For me, the main reason to choose a GUID is to know the ID of the entity even before persisting. If you do not have this requirement, you might still want to use GUID and avoid IDENTITY INT especially if you are using sharding or master-master replication. But for me, the first one is vital. Why?

If you use CQRS and commands to store your entities, you would naturally implement commands as an asynchronous operation. Your UI would have to find out about the result of the operation by polling or subscribing to the event published after processing the command. If you do not know the ID of your entity before persistence, you would end up using a different ID as a reference.

Problem with GUIDs

Apart from GUIDs being unreadable, there are performance implications for using GUIDs. The main ones are:

  1. GUID is a 16-byte type while INT is a 4-byte type. With storage nowadays very cheap, this normally is not a problem from the storage point of view. The problem is that reads (and writes) will be multiplied by 4x.
  2. The most serious problem is when you use the GUID ID as the clustered index of the table. In this case, with every INSERT you would be changing the layout of the data potentially having to move many data pages. This is unlike IDENTITY INT clustered indexes where data is stored sequentially providing the best performance.

Benchmarks

This old article provides a benchmark of the cost of the writes. Considering very little has been changed with the basic functionality of the SQL Server, this benchmark is still relevant - if not accurate. According to the results, cost of writing GUID primary keys in a database containing 1,000,000 records is 10x the cost of writing INT primary keys. This cost goes up exponentially when the table contains more rows.

One of the solutions presented in the article is to have a semi-sequential GUID generated in the database. In fact since SQL Server 2005, there is an option to do that using NEWSEQUENTIALID(). This will change the overhead to a mere linear 10% on both reads and writes.

The problem with these solutions is that the GUID is still generated in database so does not solve the problem of knowing the ID before storing the entity.

My solution and benchmark

As discussed, the problem generally is to do with the non-sequential nature of the GUIDs. But who said we should use the primary key as the clustered index?!

Basically my solution is to:

  1. Add an IDENTITY INT column (I called it order Id - nothing to do with customer orders) and set it to be the clustered index. If you do not want to use an additional column, you could use a DATETIME column to store a timestamp which is usually very useful
  2. Add a UNIQUEIDENTIFIER column (GUID data type in SQL Server) as the main ID. Set that to be the primary key.
  3. Add a non-clustered index for the GUID ID

This will keep the data storage sequential while benefiting from system generated IDs instead of database generated IDs. There are two drawbacks: 1) storing an additional column 2) having an additional non-clustered index which takes some space and makes reads and writes slightly slower. Bear in mind, this is  recommended only if you keep the table only for transactional usage and to store and retrieve by key and not for reporting.

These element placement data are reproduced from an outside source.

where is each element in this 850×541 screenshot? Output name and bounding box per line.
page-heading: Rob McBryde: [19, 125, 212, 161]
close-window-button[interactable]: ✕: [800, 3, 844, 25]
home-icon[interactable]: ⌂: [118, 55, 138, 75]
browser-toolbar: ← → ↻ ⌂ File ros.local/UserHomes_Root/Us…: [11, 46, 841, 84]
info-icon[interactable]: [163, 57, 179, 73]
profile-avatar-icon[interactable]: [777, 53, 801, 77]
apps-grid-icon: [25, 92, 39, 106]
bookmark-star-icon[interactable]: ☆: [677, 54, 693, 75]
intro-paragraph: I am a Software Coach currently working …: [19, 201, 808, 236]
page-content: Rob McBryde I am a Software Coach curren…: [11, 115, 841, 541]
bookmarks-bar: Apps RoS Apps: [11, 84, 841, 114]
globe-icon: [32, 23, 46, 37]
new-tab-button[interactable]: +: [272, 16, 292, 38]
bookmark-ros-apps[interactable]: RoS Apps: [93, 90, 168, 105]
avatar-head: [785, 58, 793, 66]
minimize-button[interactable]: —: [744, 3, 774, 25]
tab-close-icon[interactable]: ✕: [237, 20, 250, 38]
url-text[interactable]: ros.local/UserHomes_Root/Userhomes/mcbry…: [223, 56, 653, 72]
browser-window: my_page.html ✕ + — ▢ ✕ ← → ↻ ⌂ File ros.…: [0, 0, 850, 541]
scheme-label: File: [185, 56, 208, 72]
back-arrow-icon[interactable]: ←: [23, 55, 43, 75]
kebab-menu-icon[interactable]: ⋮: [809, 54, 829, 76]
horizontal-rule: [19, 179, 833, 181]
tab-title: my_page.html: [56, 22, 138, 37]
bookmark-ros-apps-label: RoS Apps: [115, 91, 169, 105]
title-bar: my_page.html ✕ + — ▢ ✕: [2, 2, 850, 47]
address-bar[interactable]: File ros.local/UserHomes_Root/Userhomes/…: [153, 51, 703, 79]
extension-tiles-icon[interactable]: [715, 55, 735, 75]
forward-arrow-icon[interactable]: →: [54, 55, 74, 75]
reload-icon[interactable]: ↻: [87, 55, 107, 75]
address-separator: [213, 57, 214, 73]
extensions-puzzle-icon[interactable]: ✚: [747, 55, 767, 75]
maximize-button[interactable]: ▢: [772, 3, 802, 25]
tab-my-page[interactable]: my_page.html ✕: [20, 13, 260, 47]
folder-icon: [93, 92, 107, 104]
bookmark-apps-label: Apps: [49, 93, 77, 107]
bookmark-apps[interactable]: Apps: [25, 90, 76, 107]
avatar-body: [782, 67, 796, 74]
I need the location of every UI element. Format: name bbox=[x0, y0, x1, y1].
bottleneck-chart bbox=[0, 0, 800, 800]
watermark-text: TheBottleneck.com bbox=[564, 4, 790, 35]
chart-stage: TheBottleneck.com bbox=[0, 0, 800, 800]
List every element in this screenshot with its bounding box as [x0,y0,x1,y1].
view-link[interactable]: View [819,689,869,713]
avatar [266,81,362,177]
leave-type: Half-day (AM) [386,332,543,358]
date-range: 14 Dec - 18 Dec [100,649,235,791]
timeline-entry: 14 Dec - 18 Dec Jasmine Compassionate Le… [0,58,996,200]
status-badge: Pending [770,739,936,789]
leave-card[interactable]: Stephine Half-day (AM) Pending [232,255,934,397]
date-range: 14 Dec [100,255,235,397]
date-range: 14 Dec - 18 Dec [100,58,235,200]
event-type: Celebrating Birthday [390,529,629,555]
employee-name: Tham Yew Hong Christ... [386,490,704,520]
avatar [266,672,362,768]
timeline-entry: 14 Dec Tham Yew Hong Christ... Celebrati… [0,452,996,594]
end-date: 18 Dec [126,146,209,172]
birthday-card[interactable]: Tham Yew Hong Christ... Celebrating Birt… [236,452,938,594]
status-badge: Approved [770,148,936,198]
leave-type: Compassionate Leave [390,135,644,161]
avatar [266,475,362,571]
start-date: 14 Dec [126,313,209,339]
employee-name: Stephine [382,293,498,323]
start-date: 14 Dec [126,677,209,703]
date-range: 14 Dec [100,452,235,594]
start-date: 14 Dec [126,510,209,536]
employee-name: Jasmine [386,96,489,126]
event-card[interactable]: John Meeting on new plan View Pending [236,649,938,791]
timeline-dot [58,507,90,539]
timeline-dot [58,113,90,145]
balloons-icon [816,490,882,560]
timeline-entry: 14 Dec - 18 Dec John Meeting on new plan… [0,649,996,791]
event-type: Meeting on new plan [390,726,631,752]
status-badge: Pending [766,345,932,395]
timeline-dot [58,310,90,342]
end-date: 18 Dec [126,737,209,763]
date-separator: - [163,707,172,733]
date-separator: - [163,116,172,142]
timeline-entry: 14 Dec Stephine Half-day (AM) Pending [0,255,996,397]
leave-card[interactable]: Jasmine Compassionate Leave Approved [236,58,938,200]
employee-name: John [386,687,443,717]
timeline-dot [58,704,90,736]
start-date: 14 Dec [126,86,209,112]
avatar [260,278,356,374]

In most cases, this is what you would normally do especially if you are implementing CQS or CQRS.

* Using an IDENTITY INT as the clustered index

As can be seen, using this technique, performance of the GUID primary key is close to the performance of the INT primary key (roughly 10% overhead).

Conclusion

Performance of a GUID primary key is acceptable and adds mere a 10% overhead, if we use another INT or DATETIME timestamp as the clustered index.